Explanation - For the purpose of this regulation, the expression 'wages period' shall have the meaning assigned to it in Schedule 1 to the Act'.

The above would show that the contribution would become due within the period prescribed under regulation 31 and not when demand notice under Section 45A was issued by the Corporation as held by the E.I.Court. We are of the view that the E.I. Court has committed an error in finding that there was no delay in making the payment of contribution.

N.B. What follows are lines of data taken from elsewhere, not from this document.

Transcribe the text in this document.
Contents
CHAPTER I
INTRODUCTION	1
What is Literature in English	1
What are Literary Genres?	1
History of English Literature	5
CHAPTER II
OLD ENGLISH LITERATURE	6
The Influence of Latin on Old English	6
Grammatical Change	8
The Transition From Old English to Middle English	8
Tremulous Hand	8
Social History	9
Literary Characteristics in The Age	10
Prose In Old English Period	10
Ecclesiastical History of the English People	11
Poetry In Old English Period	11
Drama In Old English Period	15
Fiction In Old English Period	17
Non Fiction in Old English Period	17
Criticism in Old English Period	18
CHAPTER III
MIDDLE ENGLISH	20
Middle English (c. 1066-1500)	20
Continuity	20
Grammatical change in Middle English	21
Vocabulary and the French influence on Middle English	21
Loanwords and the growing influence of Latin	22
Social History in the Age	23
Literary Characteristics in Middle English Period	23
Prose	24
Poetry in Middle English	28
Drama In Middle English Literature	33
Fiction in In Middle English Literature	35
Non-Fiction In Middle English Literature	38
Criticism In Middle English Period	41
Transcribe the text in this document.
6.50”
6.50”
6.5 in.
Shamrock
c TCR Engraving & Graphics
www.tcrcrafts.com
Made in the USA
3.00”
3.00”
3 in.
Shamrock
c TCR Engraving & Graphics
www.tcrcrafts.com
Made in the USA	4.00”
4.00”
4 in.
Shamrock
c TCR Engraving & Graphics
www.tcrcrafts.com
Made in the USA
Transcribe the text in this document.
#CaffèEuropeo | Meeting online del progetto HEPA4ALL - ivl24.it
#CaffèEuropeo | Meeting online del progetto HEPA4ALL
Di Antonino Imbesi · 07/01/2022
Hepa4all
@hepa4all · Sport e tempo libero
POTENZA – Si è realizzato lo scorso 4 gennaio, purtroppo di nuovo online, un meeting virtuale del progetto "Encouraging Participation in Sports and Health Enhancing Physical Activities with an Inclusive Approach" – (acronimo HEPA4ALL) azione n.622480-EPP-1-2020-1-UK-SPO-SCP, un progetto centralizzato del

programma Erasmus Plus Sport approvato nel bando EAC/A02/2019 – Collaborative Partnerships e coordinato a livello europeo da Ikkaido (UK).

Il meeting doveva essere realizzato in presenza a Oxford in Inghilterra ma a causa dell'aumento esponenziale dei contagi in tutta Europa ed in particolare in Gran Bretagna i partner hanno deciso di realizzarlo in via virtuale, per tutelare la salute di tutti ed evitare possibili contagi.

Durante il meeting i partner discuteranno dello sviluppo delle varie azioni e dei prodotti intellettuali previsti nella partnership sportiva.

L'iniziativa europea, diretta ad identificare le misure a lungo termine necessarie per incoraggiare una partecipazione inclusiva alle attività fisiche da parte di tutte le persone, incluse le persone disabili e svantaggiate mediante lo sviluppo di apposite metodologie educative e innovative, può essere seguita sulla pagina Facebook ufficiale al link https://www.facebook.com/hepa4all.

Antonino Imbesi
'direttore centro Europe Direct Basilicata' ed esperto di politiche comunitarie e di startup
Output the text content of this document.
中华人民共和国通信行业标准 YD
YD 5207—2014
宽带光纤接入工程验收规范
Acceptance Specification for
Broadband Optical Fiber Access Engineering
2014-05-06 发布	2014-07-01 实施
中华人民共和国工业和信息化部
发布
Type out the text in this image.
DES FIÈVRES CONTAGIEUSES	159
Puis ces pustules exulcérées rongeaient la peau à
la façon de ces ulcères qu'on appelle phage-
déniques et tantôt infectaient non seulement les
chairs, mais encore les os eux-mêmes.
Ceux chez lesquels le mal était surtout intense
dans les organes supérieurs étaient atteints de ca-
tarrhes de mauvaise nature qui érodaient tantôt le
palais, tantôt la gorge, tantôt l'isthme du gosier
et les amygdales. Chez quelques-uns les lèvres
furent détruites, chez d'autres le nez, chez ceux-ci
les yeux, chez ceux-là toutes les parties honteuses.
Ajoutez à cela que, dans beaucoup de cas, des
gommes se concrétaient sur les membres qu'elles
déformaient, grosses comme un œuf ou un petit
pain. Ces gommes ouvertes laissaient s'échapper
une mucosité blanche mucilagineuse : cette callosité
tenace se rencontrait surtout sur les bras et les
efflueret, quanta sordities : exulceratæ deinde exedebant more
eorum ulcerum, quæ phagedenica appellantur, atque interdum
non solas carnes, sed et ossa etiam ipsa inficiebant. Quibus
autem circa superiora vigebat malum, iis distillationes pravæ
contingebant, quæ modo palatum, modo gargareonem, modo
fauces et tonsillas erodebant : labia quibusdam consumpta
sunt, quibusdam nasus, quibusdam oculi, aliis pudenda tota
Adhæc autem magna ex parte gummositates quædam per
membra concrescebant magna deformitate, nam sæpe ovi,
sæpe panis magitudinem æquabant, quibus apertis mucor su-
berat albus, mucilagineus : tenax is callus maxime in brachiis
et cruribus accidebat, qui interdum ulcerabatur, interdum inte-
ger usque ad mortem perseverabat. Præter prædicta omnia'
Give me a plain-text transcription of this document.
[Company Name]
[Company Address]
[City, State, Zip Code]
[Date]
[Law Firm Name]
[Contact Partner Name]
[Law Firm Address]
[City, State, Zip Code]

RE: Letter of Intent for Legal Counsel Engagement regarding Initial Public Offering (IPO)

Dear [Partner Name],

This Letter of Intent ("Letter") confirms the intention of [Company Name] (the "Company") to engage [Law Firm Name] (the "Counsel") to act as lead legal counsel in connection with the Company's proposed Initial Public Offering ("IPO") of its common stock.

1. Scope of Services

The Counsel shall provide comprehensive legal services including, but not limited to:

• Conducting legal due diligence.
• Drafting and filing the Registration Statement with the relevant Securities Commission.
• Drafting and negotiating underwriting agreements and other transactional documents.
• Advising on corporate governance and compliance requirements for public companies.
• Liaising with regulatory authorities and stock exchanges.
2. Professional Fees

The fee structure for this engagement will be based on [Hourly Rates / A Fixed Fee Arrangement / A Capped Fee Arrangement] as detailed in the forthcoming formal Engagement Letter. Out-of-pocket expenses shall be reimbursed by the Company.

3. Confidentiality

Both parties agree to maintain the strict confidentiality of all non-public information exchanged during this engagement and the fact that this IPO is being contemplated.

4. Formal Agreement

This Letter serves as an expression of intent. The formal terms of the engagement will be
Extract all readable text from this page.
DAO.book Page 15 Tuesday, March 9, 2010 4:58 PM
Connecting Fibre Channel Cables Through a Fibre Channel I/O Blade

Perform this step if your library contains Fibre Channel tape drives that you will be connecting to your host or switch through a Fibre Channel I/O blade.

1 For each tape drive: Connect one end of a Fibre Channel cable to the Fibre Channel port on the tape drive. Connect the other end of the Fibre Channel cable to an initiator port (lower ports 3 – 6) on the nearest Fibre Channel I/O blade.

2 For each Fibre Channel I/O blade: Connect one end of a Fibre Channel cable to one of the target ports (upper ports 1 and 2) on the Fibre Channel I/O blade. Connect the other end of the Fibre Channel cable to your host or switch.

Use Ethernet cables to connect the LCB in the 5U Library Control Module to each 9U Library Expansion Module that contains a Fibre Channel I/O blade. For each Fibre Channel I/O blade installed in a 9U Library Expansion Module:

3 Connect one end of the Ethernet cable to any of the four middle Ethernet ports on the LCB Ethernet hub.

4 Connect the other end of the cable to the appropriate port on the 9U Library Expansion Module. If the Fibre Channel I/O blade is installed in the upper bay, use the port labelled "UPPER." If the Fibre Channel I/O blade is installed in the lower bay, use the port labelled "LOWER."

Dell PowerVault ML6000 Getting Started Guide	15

5. Further question to be considered is whether the respondent is liable to pay damages in the facts and circumstances of this case even if there was a delay in making the payment of the contribution. This aspect has is be considered in the light of the principles laid down by this Court in the Regional Director, E.S.I. Corporation v. Sakthi Tiles, 1988 (2) KLT 280. This Court has held that the Corporation will not be justified in levying the damages in cases where the employer, or the person, who is bound to pay the amount in respect of the contribution payable in this regard, is able to offer sufficient or cogent explanation for non-remittance, or in cases where there is only a technical or venial breach of the provision of the Act, or there exists bona fide circumstances, which will point out that there was no deliberate omission on the part of the employer. Since the failure to carry out the statutory obligation should be adjudicated by a quasi judicial enquiry and the levy of damages is quasi penal in character, such damages will not ordinarily be imposed unless the party obliged to pay the amount due, acted either deliberately or in defiance of law, or was guilty of contumacious or dishonest conduct, or acted in conscious disregard of its obligation. In this case, as mentioned earlier, admittedly the question of coverage of two toddy shops clubbing together was under challenge before the E.I.Court and thereafter before this Court. The judgment of the E.I. Court is dated June 23, 1977 and that of this Court is dated March 15, 1979. The arrears of contribution were paid by the respondent herein on February 22, 1979. The above would show that the respondent herein was bona fide agitating the question of coverage of the two toddy shops by clubbing them together before the E.I. Court as well as this Court. Even before the final decision was given by this Court they remitted the amount pursuant to the second notice dated February 12, 1979. It has also come out that the respondent had paid the interest due on the above amount. Since the facts in this case would show that there was no contumacious conduct on the part of the respondent herein in not paying the contribution within the period prescribed under regulation 31. But he was agitating the question of coverage itself bona fide during the entire period. We are of the view that no damages under Section 85B is liable to be imposed on the respondent under these circumstances.

6. Thus, even though we are not agreeing with the finding of the Court below that there was no delay in paying the contribution, we sustain the order for a different reason that there was no circumstances in this case justifying imposition of damages as contemplated by Section 85B of the Employees' State Insurance Act. In the result, the appeal stands dismissed, but in the circumstances without any order as to costs.